Quatrième année d'internat de médecine générale : une réforme contestée par les professionnels
Une réforme structurelle présentée comme un levier contre les déserts médicaux
Inscrite dans la loi depuis 2022, la réforme introduit une quatrième année d'internat pour les étudiants en médecine générale, avec un statut de "docteur junior ambulatoire". Cette année doit être réalisée en majorité en ambulatoire, sous la supervision d'un maître de stage universitaire (MSU), dans un cabinet de ville. L'objectif affiché est double : renforcer la formation des futurs médecins en situation réelle d'exercice et contribuer à la réduction des inégalités d'accès aux soins, en incitant à l'installation dans les zones sous-dotées.
Cette année professionnalisante doit permettre une immersion prolongée dans l'exercice libéral, avec un niveau de responsabilité et d'autonomie plus élevé que lors des stages classiques. Pour pouvoir intégrer ce statut, les internes devront avoir soutenu leur thèse avant l'entrée en fonction. Un comité de suivi, présidé par le Dr Guillaume Bailly, est chargé de piloter la mise en œuvre.
En parallèle, cette réforme s’insère dans le cadre plus large du pacte anti-déserts porté par le gouvernement. Celui-ci prévoit que tous les médecins, y compris les spécialistes, consacrent jusqu’à deux jours par mois à intervenir dans des zones dites « rouges ». À défaut, une pénalité financière pouvant aller jusqu’à 1000 euros par jour est envisagée. Le ministre Yannick Neuder a rappelé que cette solidarité territoriale, bien que fondée sur le volontariat, repose désormais sur une obligation collective.
Rémunération des docteurs juniors : un modèle rejeté par la profession
Annoncée comme une avancée structurante pour renforcer la formation des futurs généralistes et lutter contre les déserts médicaux, la création du statut de docteur junior en médecine générale se heurte à un mur : celui de la rémunération.

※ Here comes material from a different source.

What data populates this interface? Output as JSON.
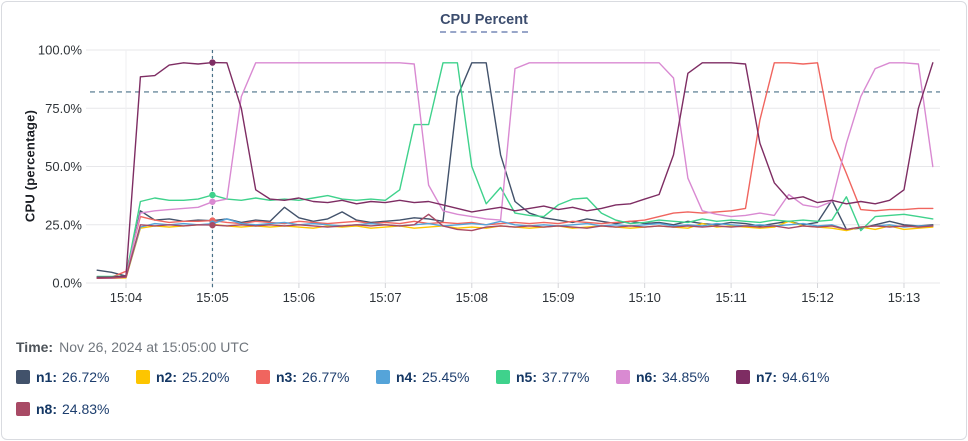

Le gouvernement a présenté en mai 2025 un modèle mixte combinant un forfait fixe de 2375 euros brut et des primes conditionnelles : jusqu'à 1000 euros pour un stage en zone sous-dense (ZIP), 200 ou 500 euros selon l'activité mensuelle, et 1560 euros en moyenne pour la participation à la permanence des soins ambulatoires (PDSA). Un cumul qui pourrait théoriquement permettre d'atteindre 4500 euros net mensuels. Mais dans les faits, ces montants ne seraient accessibles qu'en remplissant des conditions cumulatives jugées peu réalistes.
Pour Bastien Bailleul (Isnar-IMG), « cette mécanique à paliers revient à niveler vers le bas » la rémunération des internes de médecine générale, en comparaison de leurs homologues hospitaliers. Il dénonce également l'absence de formation à la gestion libérale, une compétence pourtant indispensable pour les futurs installés, que permettrait une rémunération partiellement à l'acte.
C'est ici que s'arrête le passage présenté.